Worsley generally rides for Sussex-based trainers such as Andy Irvine, Diana Grissell and Nick Gifford and she will be aboard quality chaser Sub Lieutenant in the Randox Grand National at 5:15pm on Saturday afternoon. Formerly trained by Henry de Bromhead, Sub Lieutenant is now under the guidance of Worsley’s mum Georgie Howell, the two of them purchasing the horse for a reported £50,000 later last year. The 12-year-old is a 66/1 shot for Grand National glory and he has shown no shortage of promise on his two starts for his current stable, two fourth-placed finishes taking place at Ascot.
This runner enjoys course form over the Grand National fences having finished second in the 2019 Topham Chase, however as far as Worsley is concerned she will be looking forward to realising her lifelong ambition by riding him in the Grand National on Saturday afternoon.
She said: “It’s so exciting for a little family like us to have a runner in the Grand National and we’re really looking forward to it. Sub Lieutenant is in great form at home. He’s a wild character, but is in great order. He’s just been cantering away this week and been having plenty of time out in the field.
“He has been round the Grand National fences before, finishing second in the Topham Chase at Aintree in 2019 and he has also schooled over Grand National-type fences in Lambourn recently. He jumped really well over those recently and if you could pick a horse to ride in the race given his jumping ability, he could be really high up the list.”

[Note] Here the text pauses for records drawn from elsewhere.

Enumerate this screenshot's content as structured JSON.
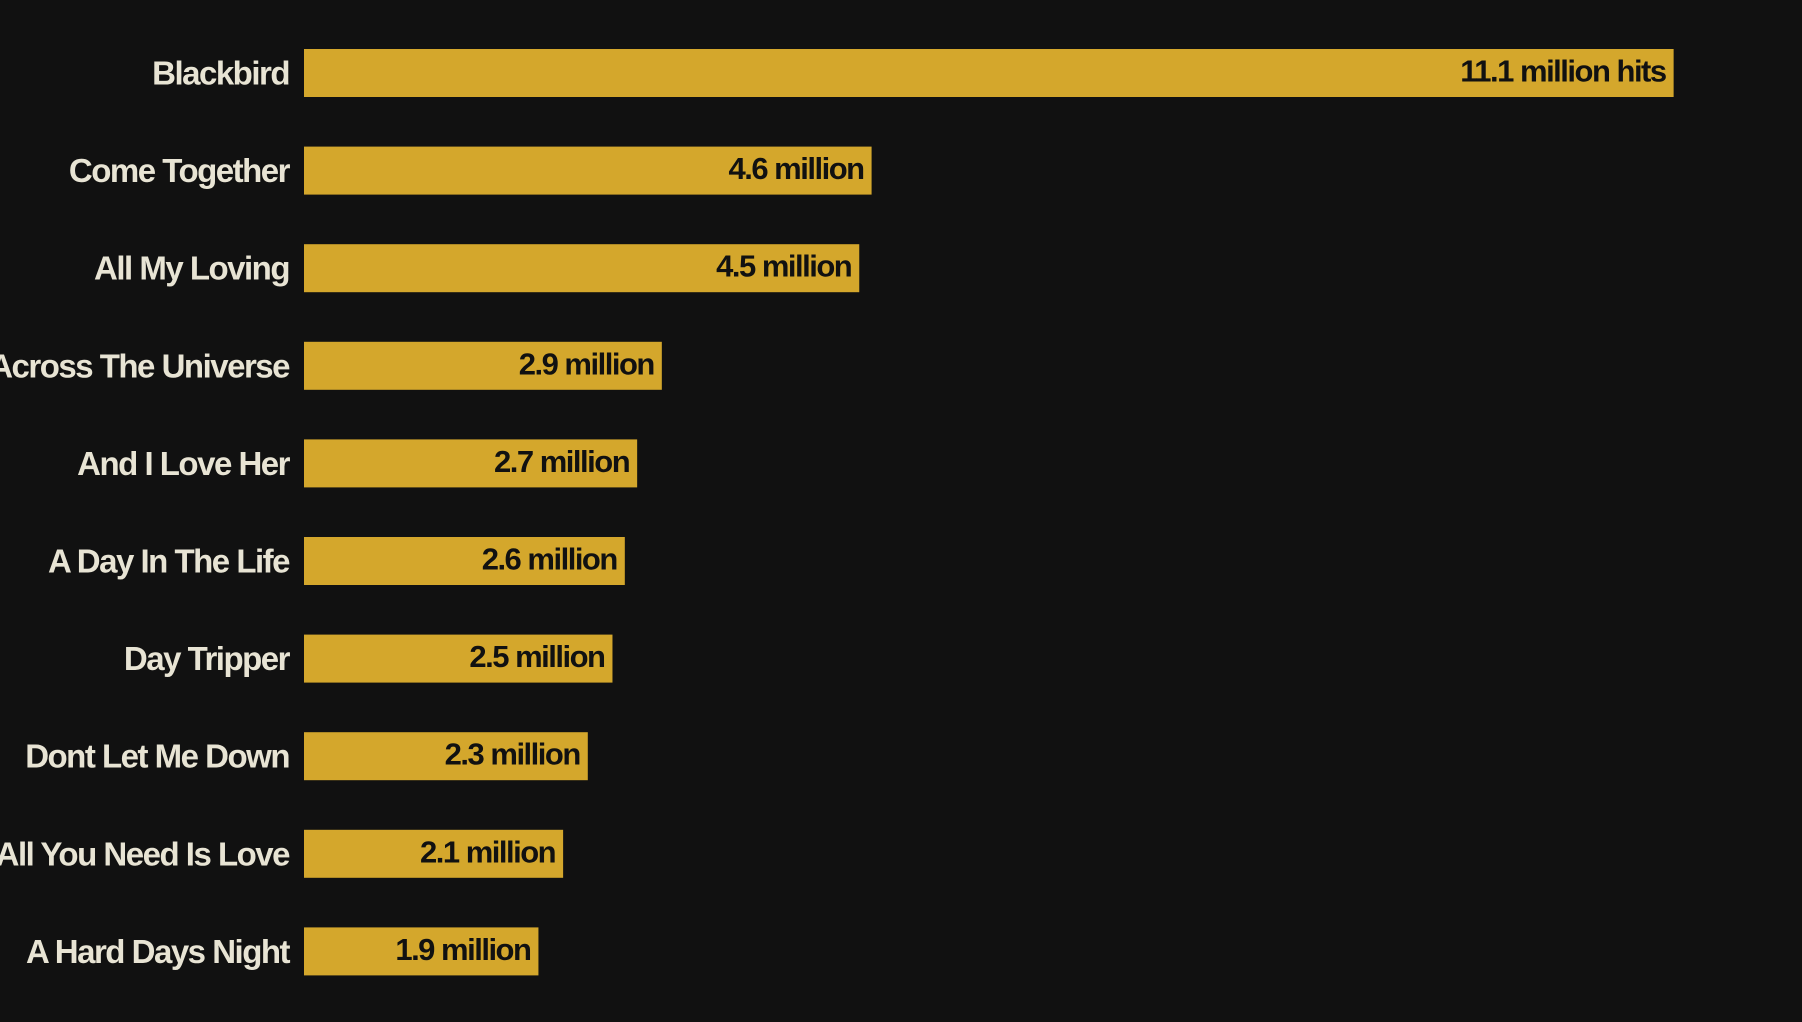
{
  "chart_data": {
    "type": "bar",
    "orientation": "horizontal",
    "title": "",
    "xlabel": "",
    "ylabel": "",
    "grid": false,
    "legend": "none",
    "xlim": [
      0,
      11.8
    ],
    "bar_color": "#d4a72c",
    "background_color": "#111111",
    "label_color": "#e8e4d4",
    "value_label_color": "#111111",
    "categories": [
      "Blackbird",
      "Come Together",
      "All My Loving",
      "Across The Universe",
      "And I Love Her",
      "A Day In The Life",
      "Day Tripper",
      "Dont Let Me Down",
      "All You Need Is Love",
      "A Hard Days Night"
    ],
    "values": [
      11.1,
      4.6,
      4.5,
      2.9,
      2.7,
      2.6,
      2.5,
      2.3,
      2.1,
      1.9
    ],
    "value_labels": [
      "11.1 million hits",
      "4.6 million",
      "4.5 million",
      "2.9 million",
      "2.7 million",
      "2.6 million",
      "2.5 million",
      "2.3 million",
      "2.1 million",
      "1.9 million"
    ]
  }
}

“To ride in the Grand National is a massive dream realised. You talk about the fact that you would love to ride in a Grand National one day, but I never thought when I left school at 18 that I would have a ride in the race. For that dream to become a reality is something very special. Me and mum [Georgie Howell, trainer] bought him for £50,000 last year and we never thought we would be able to afford him.
“A woman will ride a winner of the Grand National that day, it will definitely happen. However, if I cross the line in front, I won’t be thinking that I am the first woman to ride a winner of the Grand National, I’ll just be thinking Jesus Christ I’ve won the National! A woman will win the race, be it this year or in the future, but I don’t think it’s something we all think about. Racing is great in that it offers riders a level playing field between men and women. Whoever wins the Grand National, whether your male or female, it means everything.”